会場参加者からは、農業者が安心して農業に従事できず、後継者に引き継ぐことができない「猫の目農政」(=ころころと変わる国の農業政策)について、将来を見据えた政策にするために必要なことは何かと問う質問が出た。
枝野候補は、世界に輸出できる部分については経済政策だが、農業政策の相当な部分は地域政策だと述べ、農業政策の位置づけを変える必要があるとの見解を示した。
前原候補は、自民党政権下での政策の他に「政権が変わることで農政が変わるということはあってはいけない」と述べ、与党と話をしながら政策の一貫性をどう担保するかが重要であるとの見解を示した。
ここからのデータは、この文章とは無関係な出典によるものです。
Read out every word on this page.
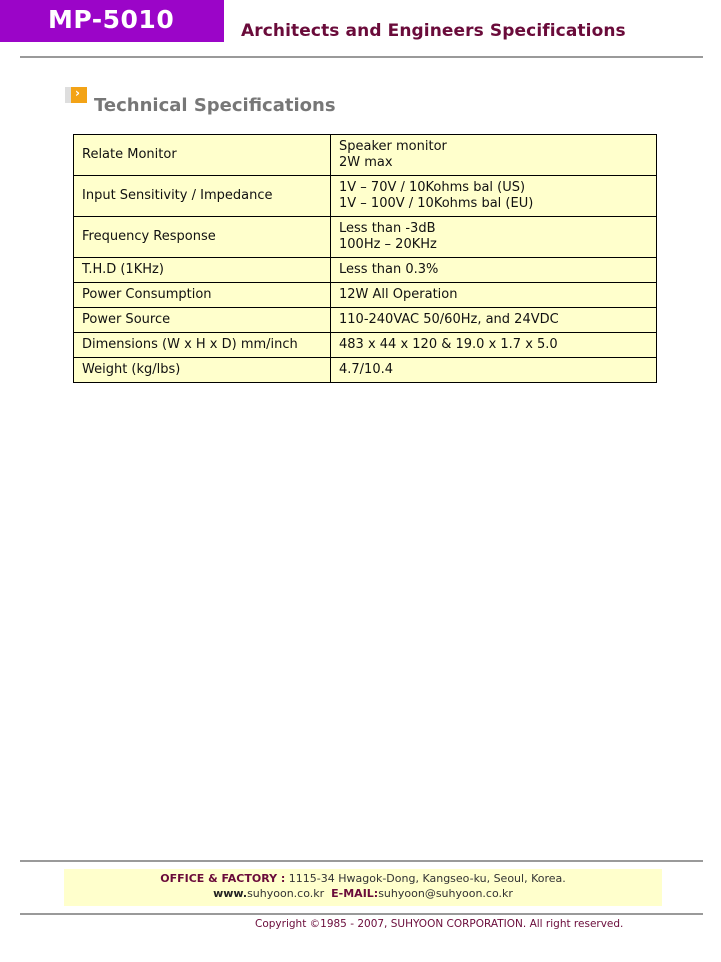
MP-5010	Architects and Engineers Specifications
›
Technical Specifications
Relate Monitor	Speaker monitor
2W max

Input Sensitivity / Impedance	1V – 70V / 10Kohms bal (US)
1V – 100V / 10Kohms bal (EU)

Frequency Response	Less than -3dB
100Hz – 20KHz

T.H.D (1KHz)	Less than 0.3%
Power Consumption	12W All Operation
Power Source	110-240VAC 50/60Hz, and 24VDC
Dimensions (W x H x D) mm/inch	483 x 44 x 120 & 19.0 x 1.7 x 5.0
Weight (kg/lbs)	4.7/10.4
OFFICE & FACTORY : 1115-34 Hwagok-Dong, Kangseo-ku, Seoul, Korea.
www.suhyoon.co.kr E-MAIL:suhyoon@suhyoon.co.kr
Copyright ©1985 - 2007, SUHYOON CORPORATION. All right reserved.
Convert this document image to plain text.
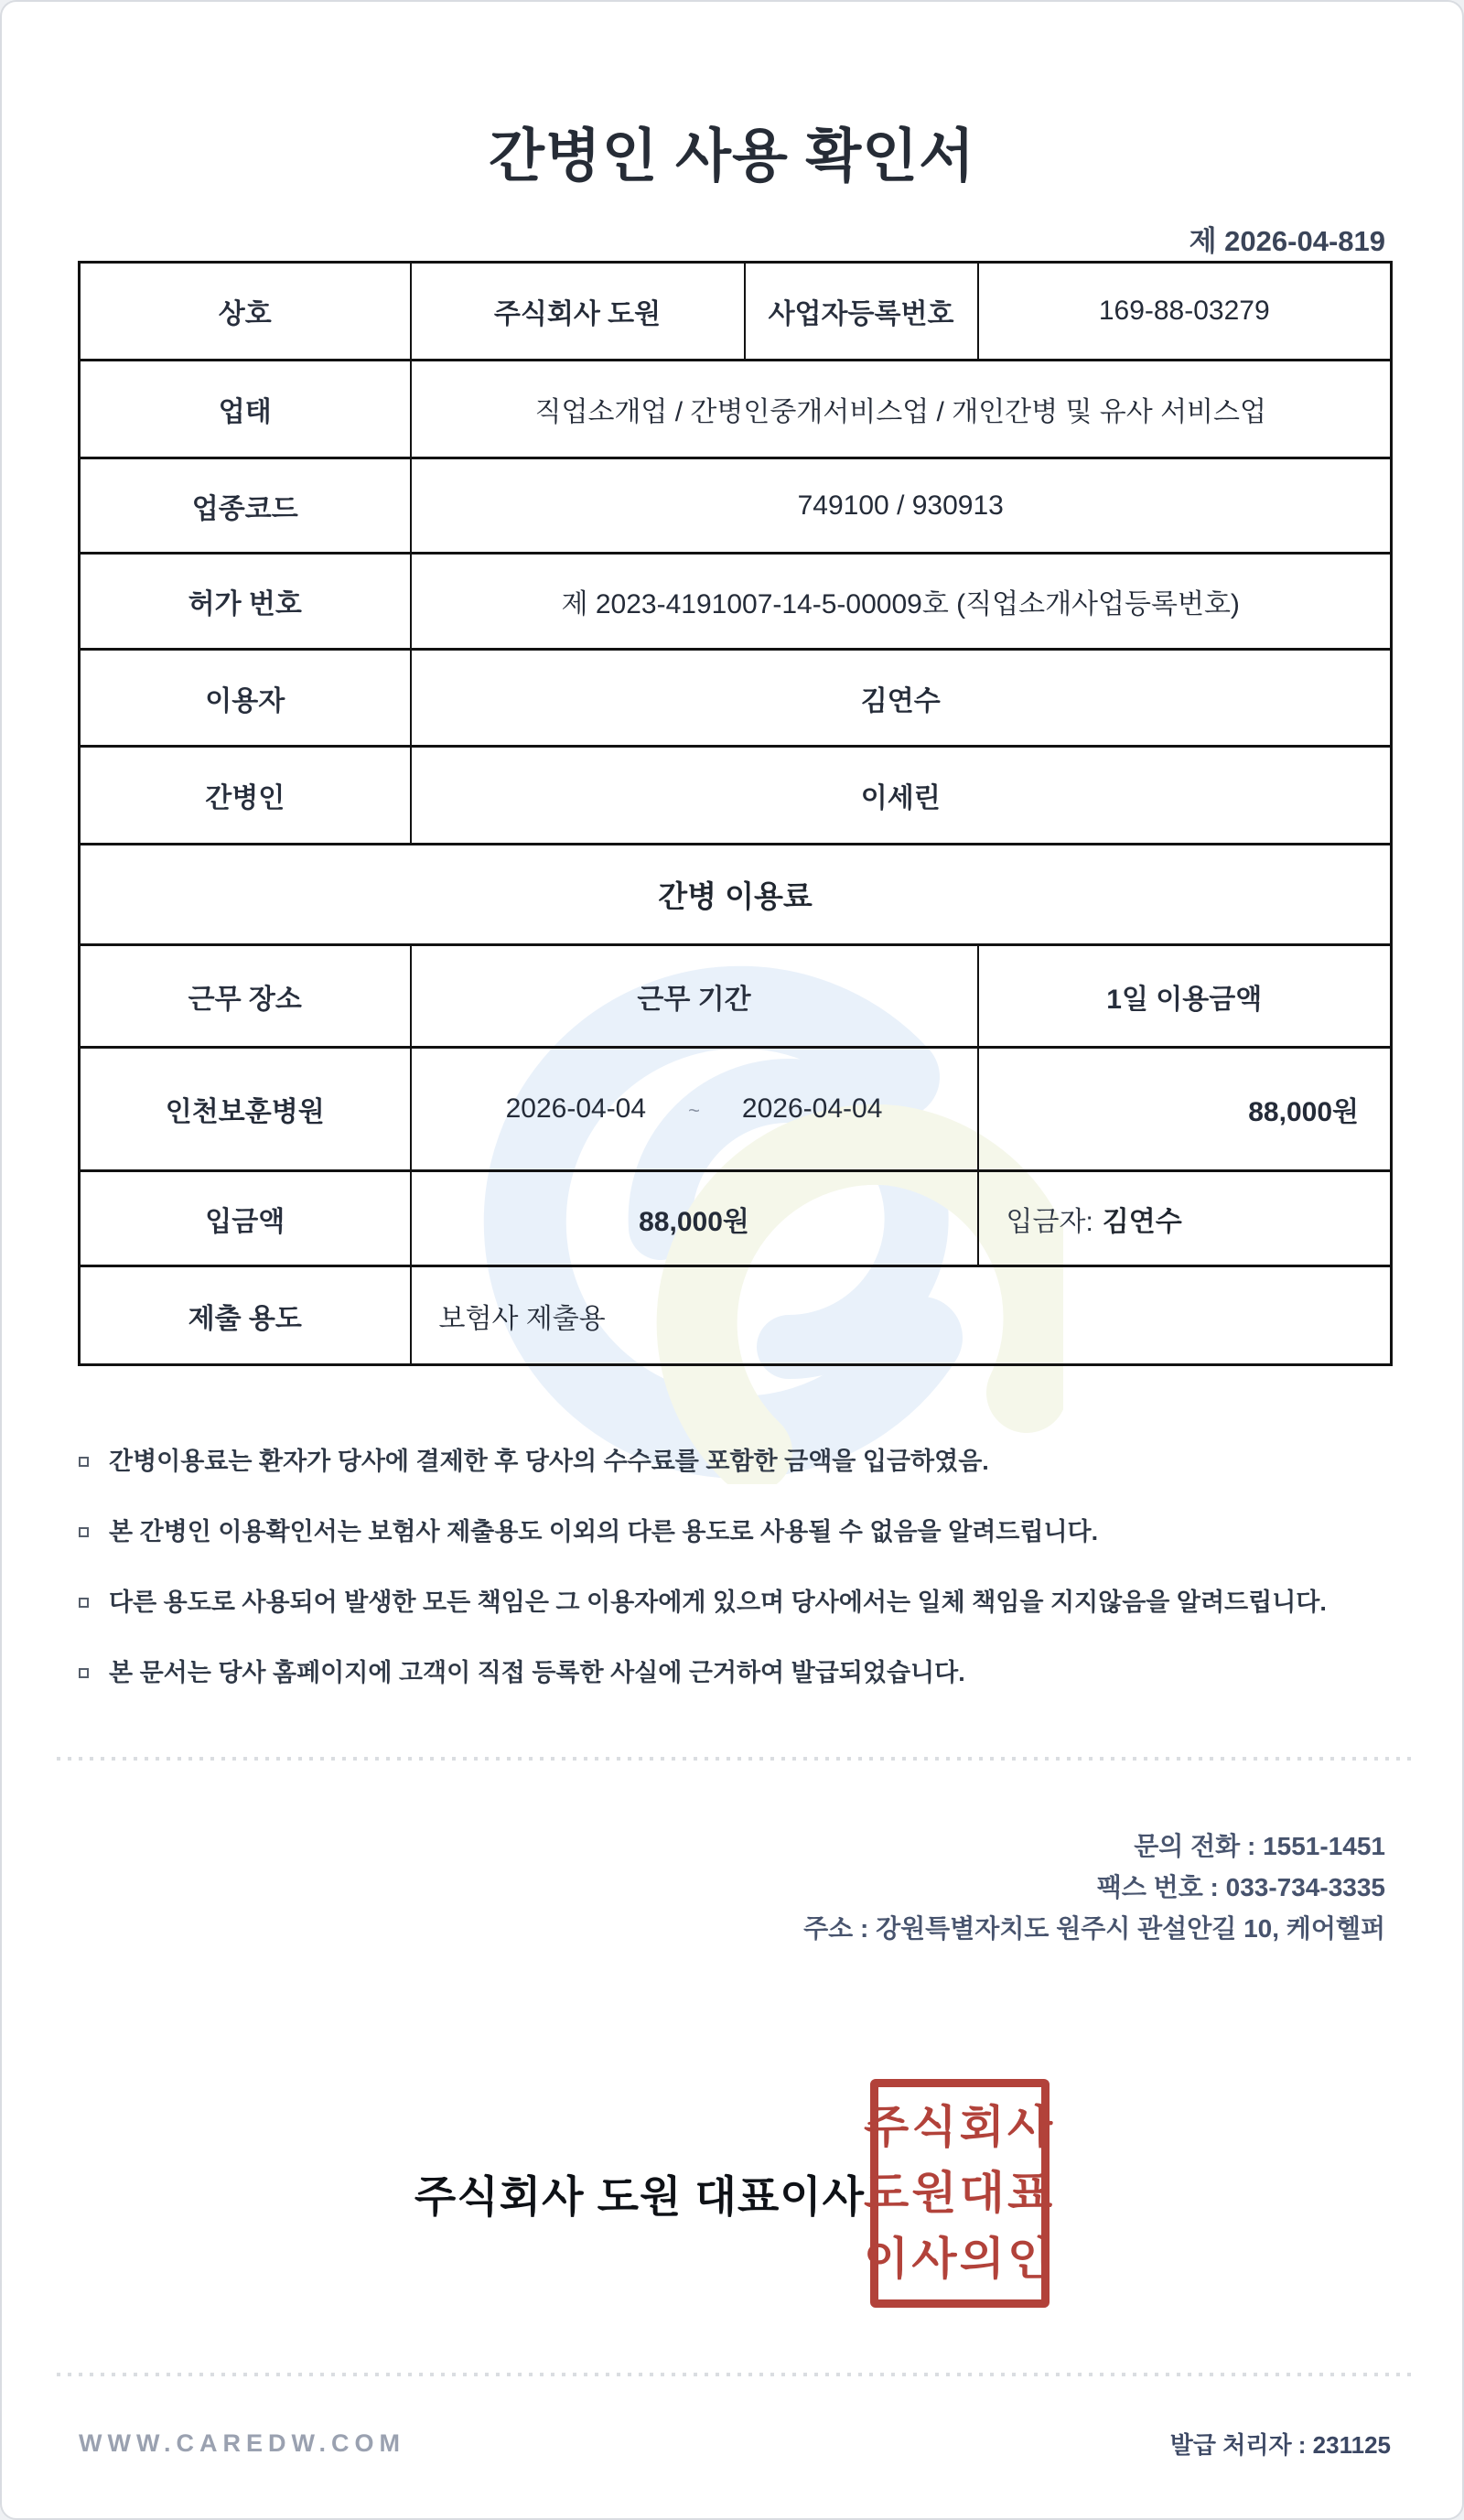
간병인 사용 확인서
제 2026-04-819
상호	주식회사 도원	사업자등록번호	169-88-03279
업태	직업소개업 / 간병인중개서비스업 / 개인간병 및 유사 서비스업		
업종코드	749100 / 930913		
허가 번호	제 2023-4191007-14-5-00009호 (직업소개사업등록번호)		
이용자	김연수		
간병인	이세린		
간병 이용료			
근무 장소	근무 기간		1일 이용금액
인천보훈병원	2026-04-04 ~ 2026-04-04		88,000원
입금액	88,000원		입금자: 김연수
제출 용도	보험사 제출용		
간병이용료는 환자가 당사에 결제한 후 당사의 수수료를 포함한 금액을 입금하였음.
본 간병인 이용확인서는 보험사 제출용도 이외의 다른 용도로 사용될 수 없음을 알려드립니다.
다른 용도로 사용되어 발생한 모든 책임은 그 이용자에게 있으며 당사에서는 일체 책임을 지지않음을 알려드립니다.
본 문서는 당사 홈페이지에 고객이 직접 등록한 사실에 근거하여 발급되었습니다.
문의 전화 : 1551-1451
팩스 번호 : 033-734-3335
주소 : 강원특별자치도 원주시 관설안길 10, 케어헬퍼
주식회사 도원 대표이사
주식회사
도원대표
이사의인
WWW.CAREDW.COM	발급 처리자 : 231125
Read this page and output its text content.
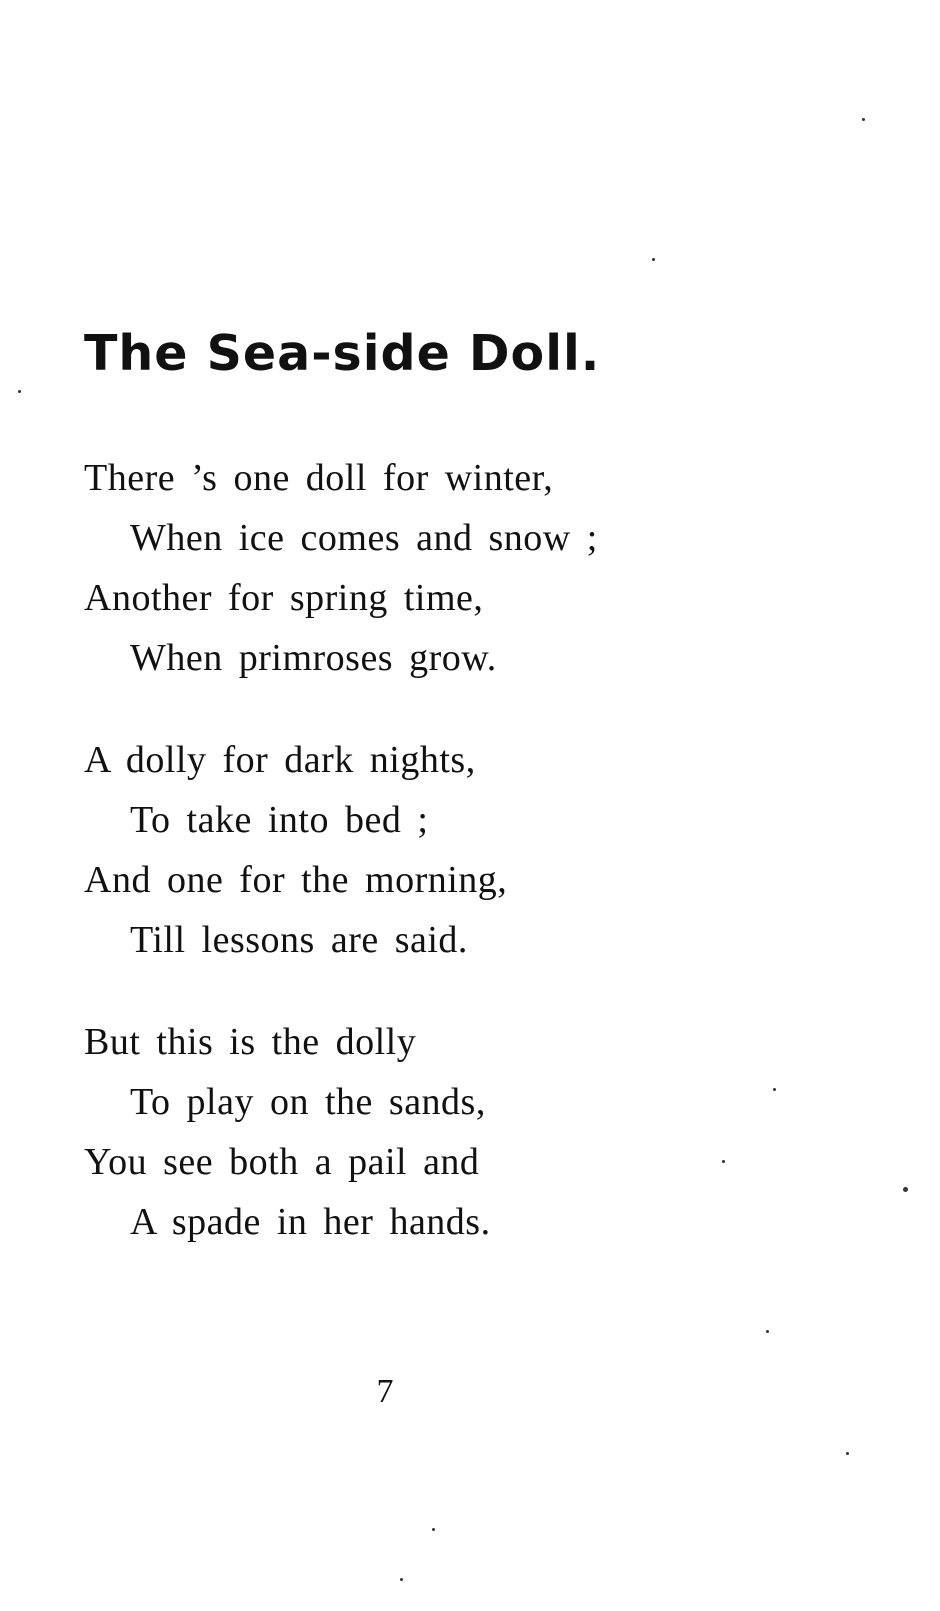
The Sea-side Doll.
There ’s one doll for winter,
When ice comes and snow ;
Another for spring time,
When primroses grow.
A dolly for dark nights,
To take into bed ;
And one for the morning,
Till lessons are said.
But this is the dolly
To play on the sands,
You see both a pail and
A spade in her hands.
7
この他、参加者からは、「地方自治体議員の声を聞く組織体制をどう作るか」「選挙での野党連携について、政策実現に向けて地域事情に柔軟な対応をどう進めて行くのか」「女性議員をどう育てていくか」「党の方針や政策が決まった際に周知するための全国的な街頭活動などの仕組みづくりをどうするか」といった質問や「今回の代表選で負けたほうが幹事長になるのはどうか」との提案があった。
討論会後には、衆院青森4区補選(10月10日告示、22日投開票)の山内崇公認候補者があいさつし、「私たちにとって、この代表選は新たなスタート。ここまでは大変苦しかったが、将来2人には総理大臣になってもらうくらいの思いで応援していく」と述べた。